SRC Holdings Corporation
- Type: Remanufacturing company
- Industry: Manufacturing
- Founded: 1983
- Founder: Jack Stack and managers from International Harvester
- Headquarters: Springfield, Missouri, United States
- Number of locations: 4
- Products: Remanufactured equipment for agriculture, automotive, construction, mining, oil & gas, trucking industries; industrial power units
- Services: Logistics, remanufacturing, kitting & packaging, supply chain, vendor managed inventory
- Revenue: $400 million
- Owner: 100% employee-owned
- Number of employees: 2,000
- Parent: SRC Holdings
- Subsidiaries: Springfield ReManufacturing Corp; SRC Automotive, Inc.; SRC Electrical LLC; SRC of Lexington, Inc.; SRC Logistics, Inc.; The Great Game of Business, Inc.; Global Recovery Corp; NewStream Enterprises LLC; CNH Reman; Ceramex North America LL;
- Website: www.srcholdings.com

= SRC Holdings Corp. =

American equipment company

SRC Holdings Corp (SRC) is an American equipment company based in Springfield, Missouri.

==History==
SRC was established in 1983 when 13 employees of International Harvester purchased a part of that company that remanufactured truck engines, with $100,000 of their own money and $8.9 million in loans, with the goal of saving 119 jobs. By 1988, SRC's debt to equity ratio was down to 1.8 to 1, and the business had a value of $43 million. The stock price, $0.10 in 1983, had increased to $13 per share. By 2015, the stock was worth over $199 per share.

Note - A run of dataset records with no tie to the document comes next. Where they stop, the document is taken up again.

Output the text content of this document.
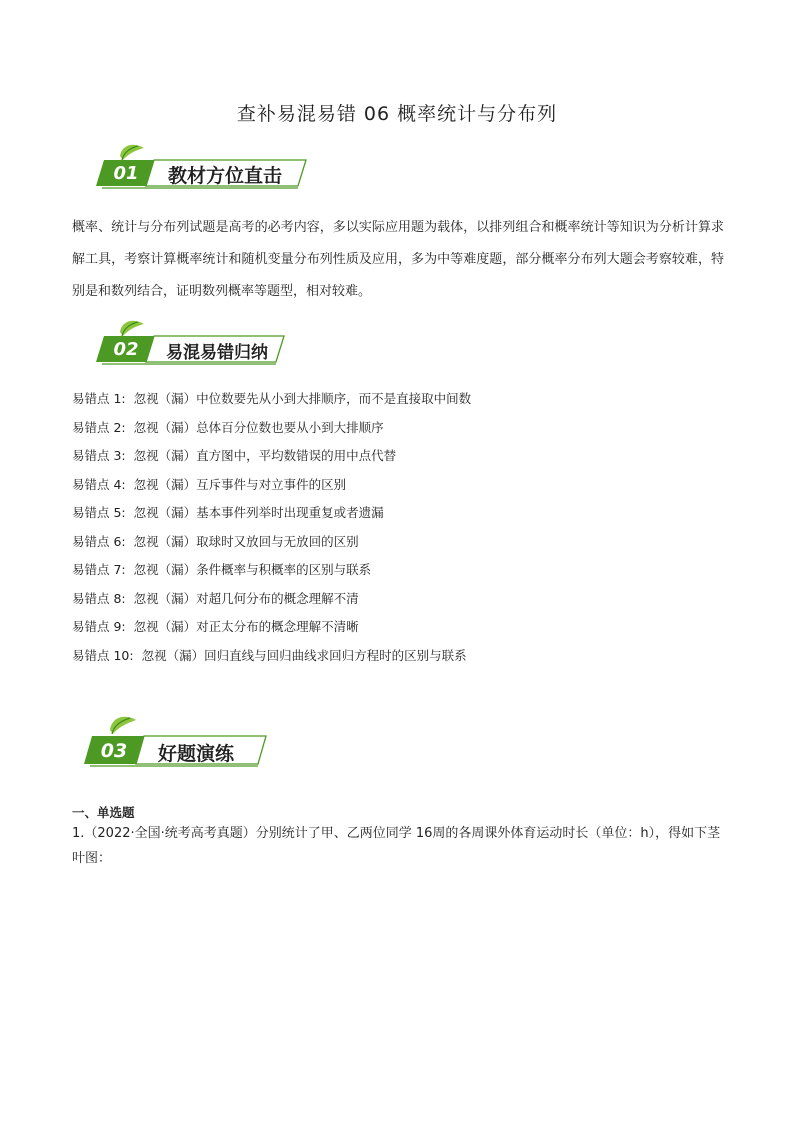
查补易混易错 06 概率统计与分布列
01 教材方位直击
概率、统计与分布列试题是高考的必考内容，多以实际应用题为载体，以排列组合和概率统计等知识为分析计算求解工具，考察计算概率统计和随机变量分布列性质及应用，多为中等难度题，部分概率分布列大题会考察较难，特别是和数列结合，证明数列概率等题型，相对较难。
02	易混易错归纳
易错点 1: 忽视（漏）中位数要先从小到大排顺序，而不是直接取中间数
易错点 2: 忽视（漏）总体百分位数也要从小到大排顺序
易错点 3: 忽视（漏）直方图中，平均数错误的用中点代替
易错点 4: 忽视（漏）互斥事件与对立事件的区别
易错点 5: 忽视（漏）基本事件列举时出现重复或者遗漏
易错点 6: 忽视（漏）取球时又放回与无放回的区别
易错点 7: 忽视（漏）条件概率与积概率的区别与联系
易错点 8: 忽视（漏）对超几何分布的概念理解不清
易错点 9: 忽视（漏）对正太分布的概念理解不清晰
易错点 10: 忽视（漏）回归直线与回归曲线求回归方程时的区别与联系
03 好题演练
一、单选题
1.（2022·全国·统考高考真题）分别统计了甲、乙两位同学 16周的各周课外体育运动时长（单位：h），得如下茎叶图：
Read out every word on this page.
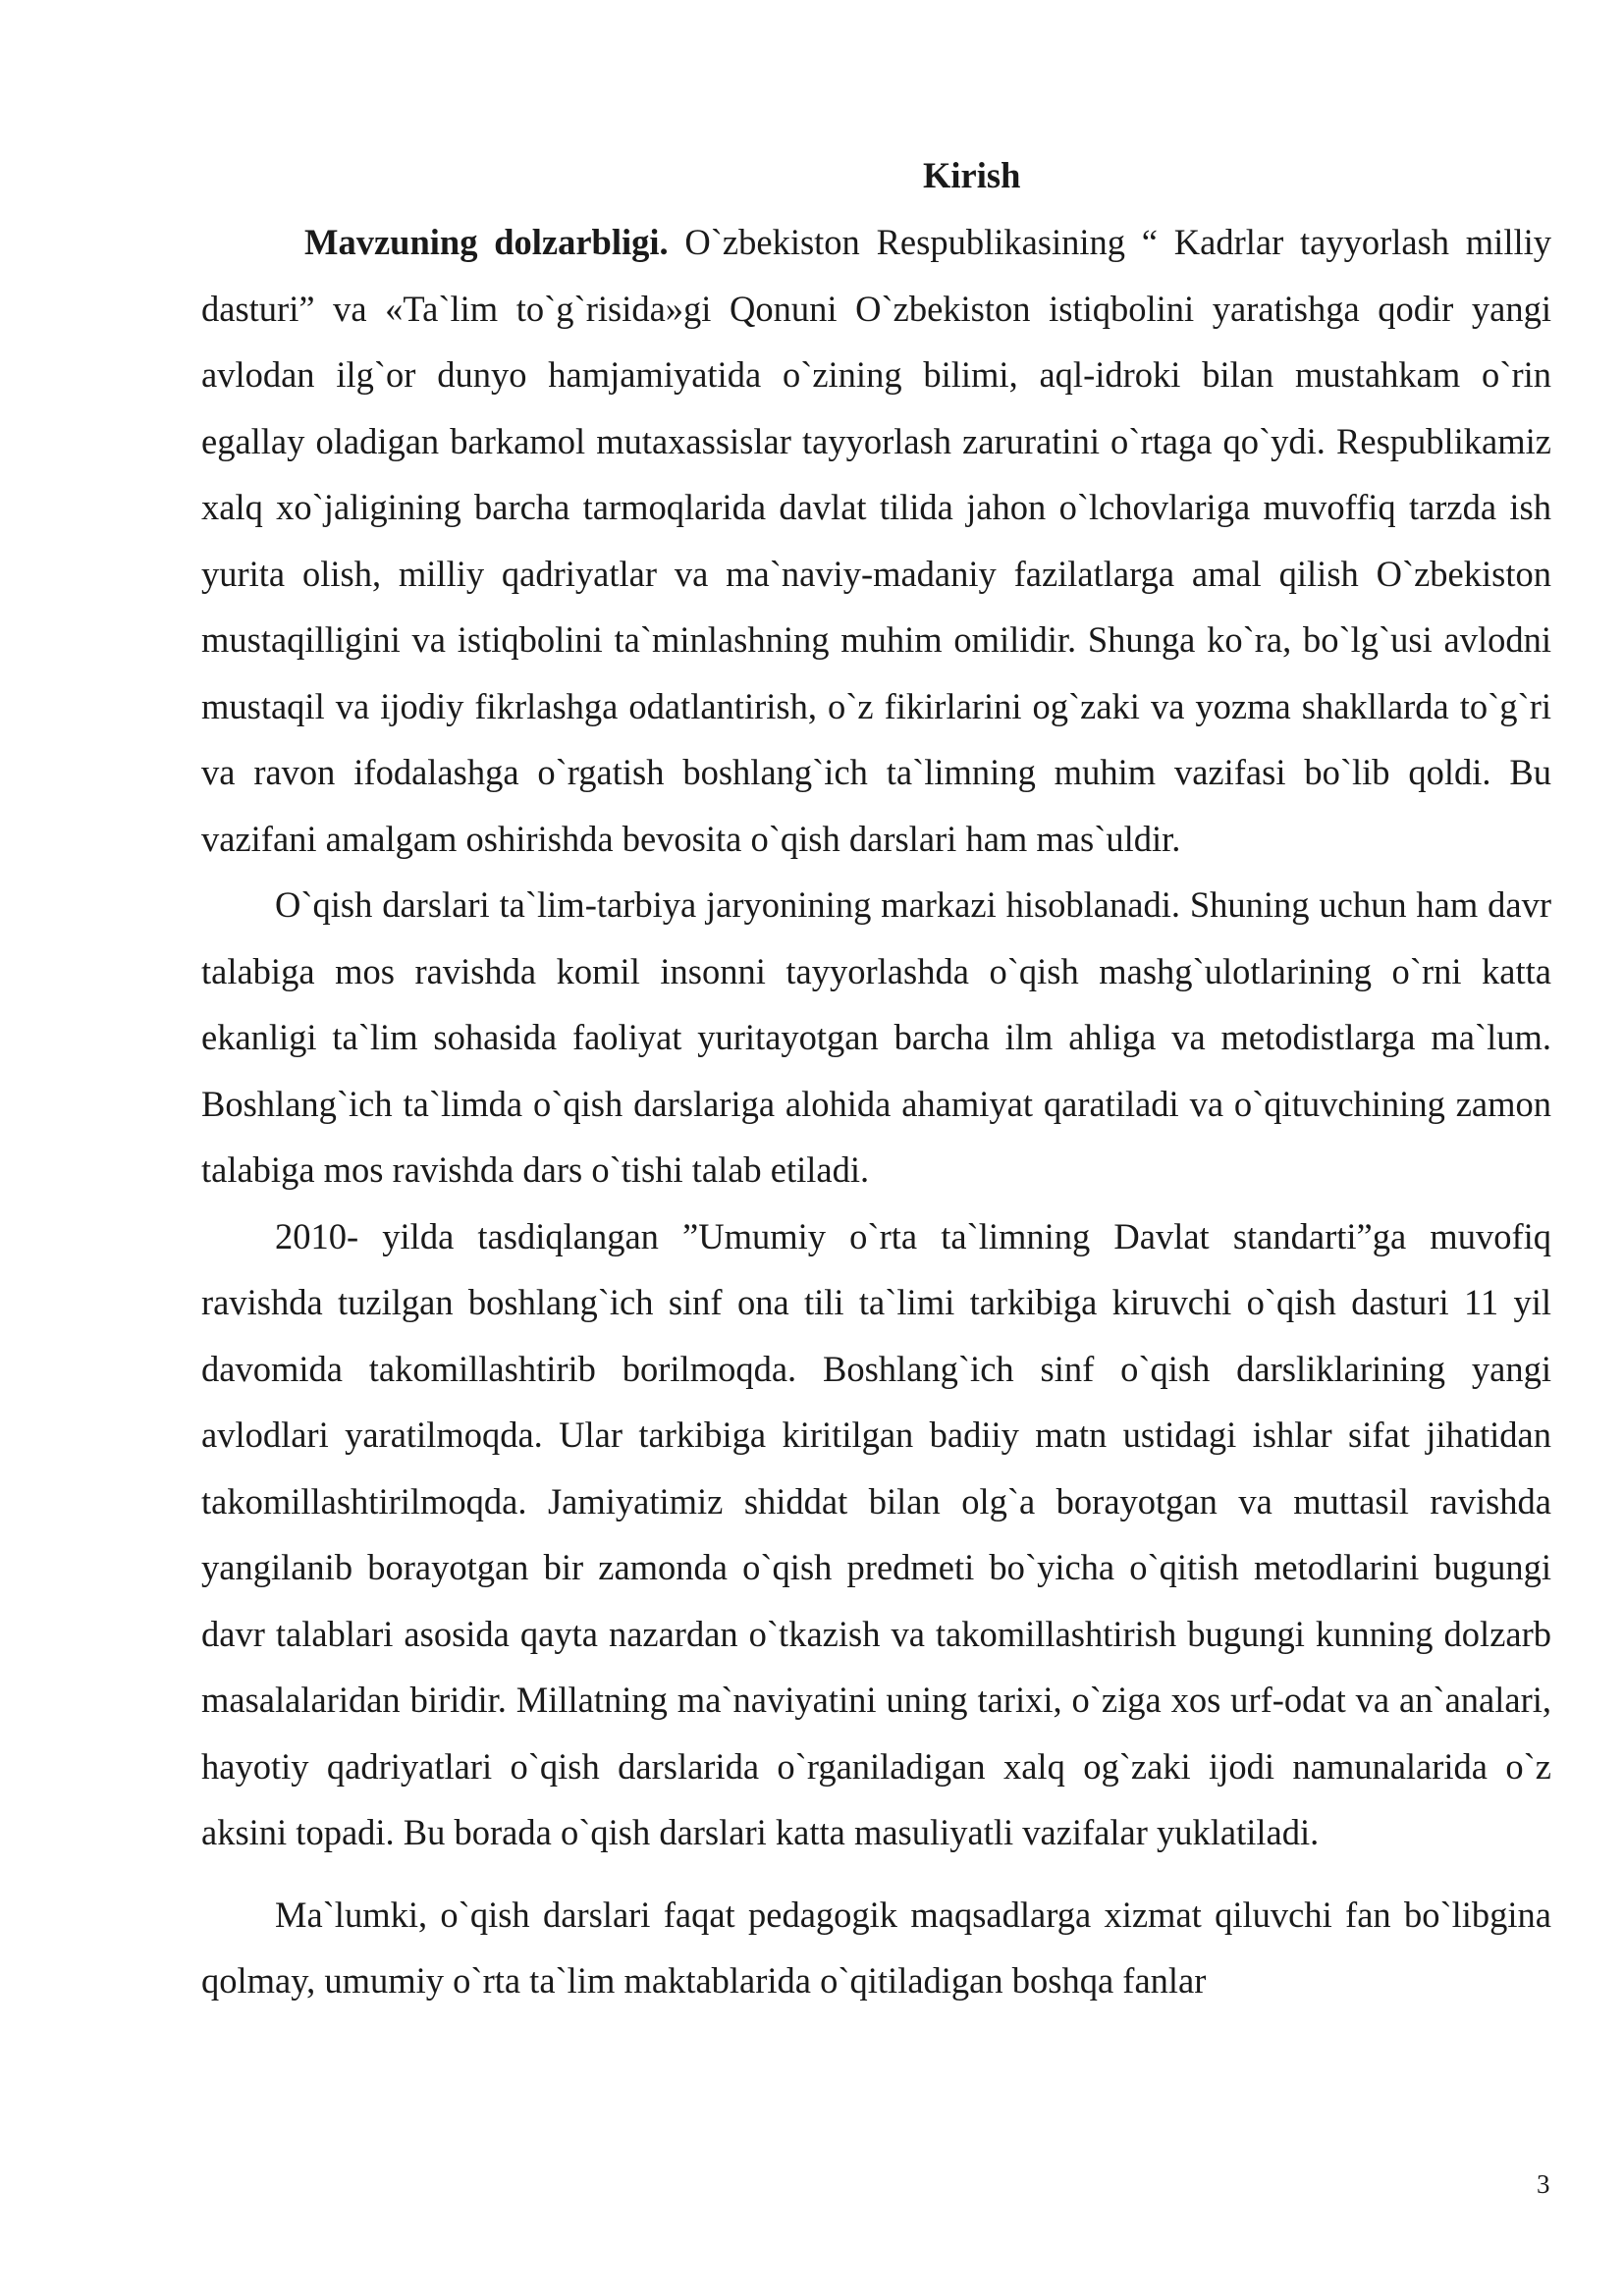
Kirish

Mavzuning dolzarbligi. O`zbekiston Respublikasining “ Kadrlar tayyorlash milliy dasturi” va «Ta`lim to`g`risida»gi Qonuni O`zbekiston istiqbolini yaratishga qodir yangi avlodan ilg`or dunyo hamjamiyatida o`zining bilimi, aql-idroki bilan mustahkam o`rin egallay oladigan barkamol mutaxassislar tayyorlash zaruratini o`rtaga qo`ydi. Respublikamiz xalq xo`jaligining barcha tarmoqlarida davlat tilida jahon o`lchovlariga muvoffiq tarzda ish yurita olish, milliy qadriyatlar va ma`naviy-madaniy fazilatlarga amal qilish O`zbekiston mustaqilligini va istiqbolini ta`minlashning muhim omilidir. Shunga ko`ra, bo`lg`usi avlodni mustaqil va ijodiy fikrlashga odatlantirish, o`z fikirlarini og`zaki va yozma shakllarda to`g`ri va ravon ifodalashga o`rgatish boshlang`ich ta`limning muhim vazifasi bo`lib qoldi. Bu vazifani amalgam oshirishda bevosita o`qish darslari ham mas`uldir.

O`qish darslari ta`lim-tarbiya jaryonining markazi hisoblanadi. Shuning uchun ham davr talabiga mos ravishda komil insonni tayyorlashda o`qish mashg`ulotlarining o`rni katta ekanligi ta`lim sohasida faoliyat yuritayotgan barcha ilm ahliga va metodistlarga ma`lum. Boshlang`ich ta`limda o`qish darslariga alohida ahamiyat qaratiladi va o`qituvchining zamon talabiga mos ravishda dars o`tishi talab etiladi.

2010- yilda tasdiqlangan ”Umumiy o`rta ta`limning Davlat standarti”ga muvofiq ravishda tuzilgan boshlang`ich sinf ona tili ta`limi tarkibiga kiruvchi o`qish dasturi 11 yil davomida takomillashtirib borilmoqda. Boshlang`ich sinf o`qish darsliklarining yangi avlodlari yaratilmoqda. Ular tarkibiga kiritilgan badiiy matn ustidagi ishlar sifat jihatidan takomillashtirilmoqda. Jamiyatimiz shiddat bilan olg`a borayotgan va muttasil ravishda yangilanib borayotgan bir zamonda o`qish predmeti bo`yicha o`qitish metodlarini bugungi davr talablari asosida qayta nazardan o`tkazish va takomillashtirish bugungi kunning dolzarb masalalaridan biridir. Millatning ma`naviyatini uning tarixi, o`ziga xos urf-odat va an`analari, hayotiy qadriyatlari o`qish darslarida o`rganiladigan xalq og`zaki ijodi namunalarida o`z aksini topadi. Bu borada o`qish darslari katta masuliyatli vazifalar yuklatiladi.

Ma`lumki, o`qish darslari faqat pedagogik maqsadlarga xizmat qiluvchi fan bo`libgina qolmay, umumiy o`rta ta`lim maktablarida o`qitiladigan boshqa fanlar

3
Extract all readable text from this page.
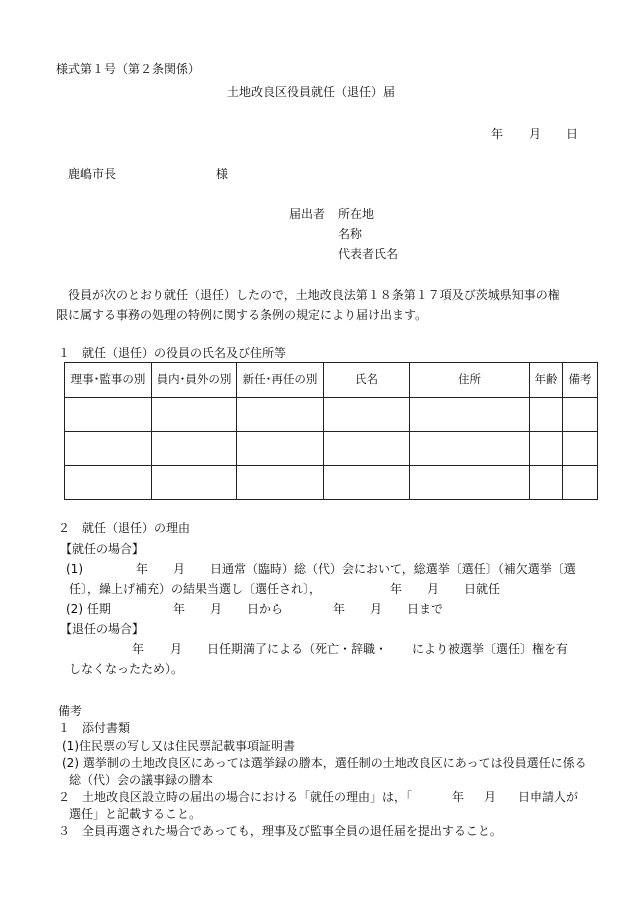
様式第１号（第２条関係）
土地改良区役員就任（退任）届
年 月 日
鹿嶋市長	様
届出者 所在地
名称
代表者氏名
役員が次のとおり就任（退任）したので，土地改良法第１８条第１７項及び茨城県知事の権
限に属する事務の処理の特例に関する条例の規定により届け出ます。
１　就任（退任）の役員の氏名及び住所等
理事･監事の別	員内･員外の別	新任･再任の別	氏名	住所	年齢	備考

２　就任（退任）の理由
【就任の場合】
(1)	年 月 日通常（臨時）総（代）会において，総選挙〔選任〕（補欠選挙〔選
任〕，繰上げ補充）の結果当選し〔選任され〕，	年 月 日就任
(2) 任期	年 月 日から	年 月 日まで
【退任の場合】
年 月 日任期満了による（死亡・辞職・ により被選挙〔選任〕権を有
しなくなったため）。
備考
１　添付書類
(1)住民票の写し又は住民票記載事項証明書
(2) 選挙制の土地改良区にあっては選挙録の謄本，選任制の土地改良区にあっては役員選任に係る
総（代）会の議事録の謄本
２　土地改良区設立時の届出の場合における「就任の理由」は，「	年 月 日申請人が
選任」と記載すること。
３　全員再選された場合であっても，理事及び監事全員の退任届を提出すること。
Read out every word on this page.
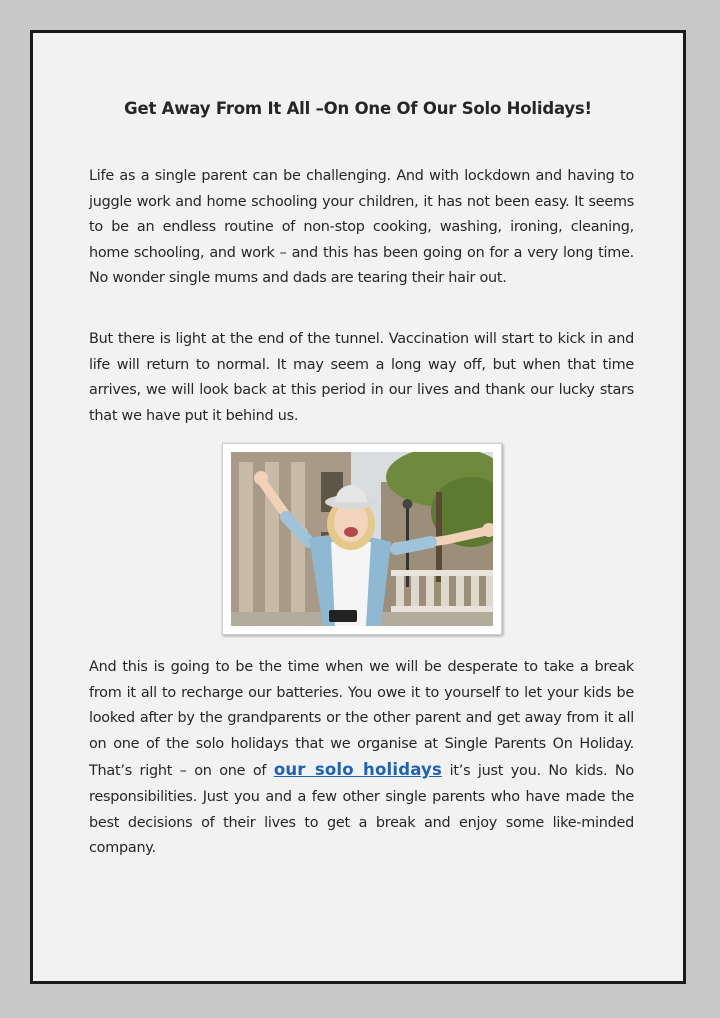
Get Away From It All –On One Of Our Solo Holidays!

Life as a single parent can be challenging. And with lockdown and having to juggle work and home schooling your children, it has not been easy. It seems to be an endless routine of non-stop cooking, washing, ironing, cleaning, home schooling, and work – and this has been going on for a very long time. No wonder single mums and dads are tearing their hair out.

But there is light at the end of the tunnel. Vaccination will start to kick in and life will return to normal. It may seem a long way off, but when that time arrives, we will look back at this period in our lives and thank our lucky stars that we have put it behind us.

And this is going to be the time when we will be desperate to take a break from it all to recharge our batteries. You owe it to yourself to let your kids be looked after by the grandparents or the other parent and get away from it all on one of the solo holidays that we organise at Single Parents On Holiday. That’s right – on one of our solo holidays it’s just you. No kids. No responsibilities. Just you and a few other single parents who have made the best decisions of their lives to get a break and enjoy some like-minded company.
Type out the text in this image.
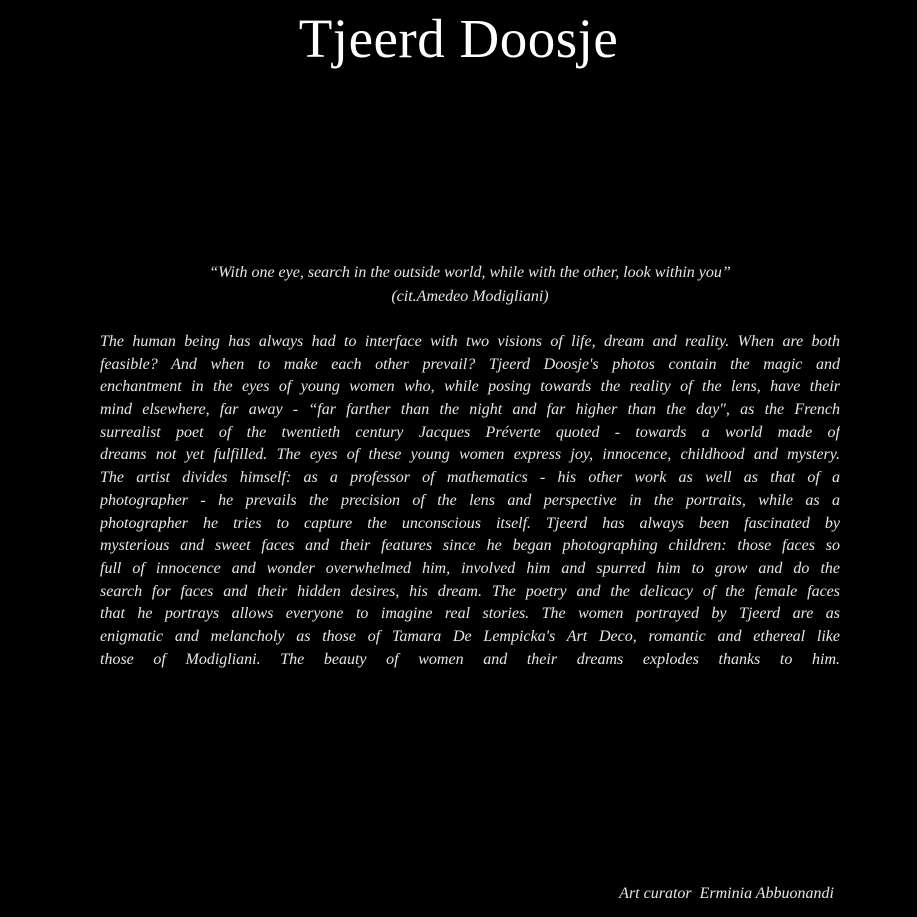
Tjeerd Doosje
“With one eye, search in the outside world, while with the other, look within you”
(cit.Amedeo Modigliani)
The human being has always had to interface with two visions of life, dream and reality. When are both
feasible? And when to make each other prevail? Tjeerd Doosje's photos contain the magic and
enchantment in the eyes of young women who, while posing towards the reality of the lens, have their
mind elsewhere, far away - “far farther than the night and far higher than the day", as the French
surrealist poet of the twentieth century Jacques Préverte quoted - towards a world made of
dreams not yet fulfilled. The eyes of these young women express joy, innocence, childhood and mystery.
The artist divides himself: as a professor of mathematics - his other work as well as that of a
photographer - he prevails the precision of the lens and perspective in the portraits, while as a
photographer he tries to capture the unconscious itself. Tjeerd has always been fascinated by
mysterious and sweet faces and their features since he began photographing children: those faces so
full of innocence and wonder overwhelmed him, involved him and spurred him to grow and do the
search for faces and their hidden desires, his dream. The poetry and the delicacy of the female faces
that he portrays allows everyone to imagine real stories. The women portrayed by Tjeerd are as
enigmatic and melancholy as those of Tamara De Lempicka's Art Deco, romantic and ethereal like
those of Modigliani. The beauty of women and their dreams explodes thanks to him.
Art curator  Erminia Abbuonandi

SRC founded and invested in more than 60 separate companies that do everything from consulting to packaging to building high-performance engines. Including current joint-ventures SRC's sales are over $600M, with more than 2,000 employees, and has 3000000 sqft of manufacturing and warehousing space.

==Books==

President and CEO Jack Stack has written two books (with Bo Burlingham): The Great Game of Business and A Stake in the Outcome, detailing the business and management techniques practiced and promoted by the company. The Great Game of Business has had 25 printings, has sold over 350,000 copies in 14 languages, and has been cited in over 100 business books. Stack wrote a third book in 2020 with Darren Dahl, Change the Game: Saving the American Dream by Closing the Gap Between the Haves and the Have-Nots.

== Award ==
The 2019 Txemi Cantera International Social Economy Prize was awarded by ASLE to SRC and its President, Jack Stack.